Princess Caroline was born at Herrenhausen Palace in Hanover, Germany, on June 10, 1713. Her father was Georg August, Hereditary Prince of Hanover, the eldest son of Georg Ludwig, Elector of Hanover. Her mother was Caroline of Brandenburg-Ansbach, daughter of Johann Friedrich, Margrave of Brandenburg-Ansbach, and his second wife, Princess Eleonore Erdmuthe of Saxe-Eisenach. Johann Friedrich of Brandenburg-Ansbach, was a member of the House of Hohenzollern.

As a granddaughter of the Elector of Hanover, she was styled Princess Caroline of Hanover at birth. Under the Act of Settlement 1701, she was seventh in the line of succession to the British throne. She was baptised the day after her birth at Herrenhausen Palace.

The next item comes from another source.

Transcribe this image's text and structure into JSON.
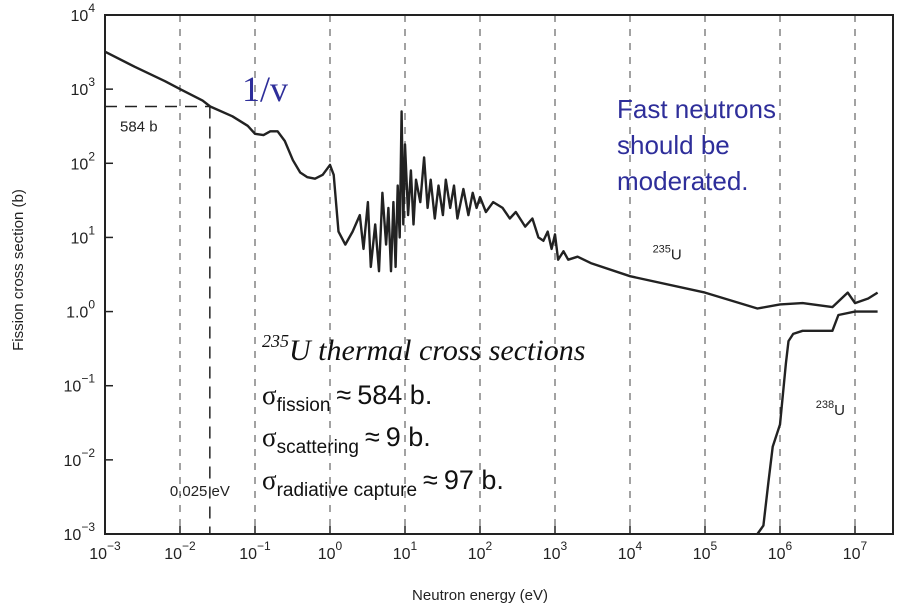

In 1714, Queen Anne died, and Caroline’s grandfather became George I and her father the Prince of Wales. At the age of one year, Caroline accompanied her mother and elder sisters, the Princesses Anne and Amelia, to Great Britain, and the family resided at St James’s Palace, London.

She was then styled as a Princess of Great Britain. A newly attributed list from January–February 1728 documents her personal expenses, including charitable contributions to several Protestant groups in London.

In 1722, at the direction of her mother, she was inoculated against smallpox by variolation, an early type of immunisation popularised by Lady Mary Wortley Montagu and Charles Maitland.

Princess Caroline was her mother’s favourite, and became known as “the truth-telling Caroline Elizabeth” (or “the truth-loving”). When any disagreement took place among the royal children, her parents would say, “Send for Caroline, and then we shall know the truth!”

According to Dr. John Doran, “The truth-loving Caroline Elizabeth was unreservedly beloved by her parents, was worthy of the affection, and repaid it by an ardent attachment. She was fair, good, accomplished, and unhappy.”

Later life

According to popular belief, Caroline’s unhappiness was due to her love for the married courtier Lord Hervey. Hervey, who was bisexual, may have had an affair with Caroline’s elder brother, Prince Frederick, and was romantically linked with several ladies of the court as well.

When Hervey died in 1743, Caroline retired to St. James’s Palace for many years prior to her own death, accessible to only her family and closest friends. She gave generously to charity.

Princess Caroline died, unmarried and childless, on December 28, 1757, aged 44, at St James’s Palace. She was buried at Westminster Abbey.

Horace Walpole, of the death of Princess Caroline, wrote: “Though her state of health had been so dangerous for years, and her absolute confinement for many of them, her disorder was, in a manner, new and sudden, and her death unexpected by herself, though earnestly her wish. Her goodness was constant and uniform, her generosity immense, her charities most extensive; in short, I, no royalist, could be lavish in her praise.”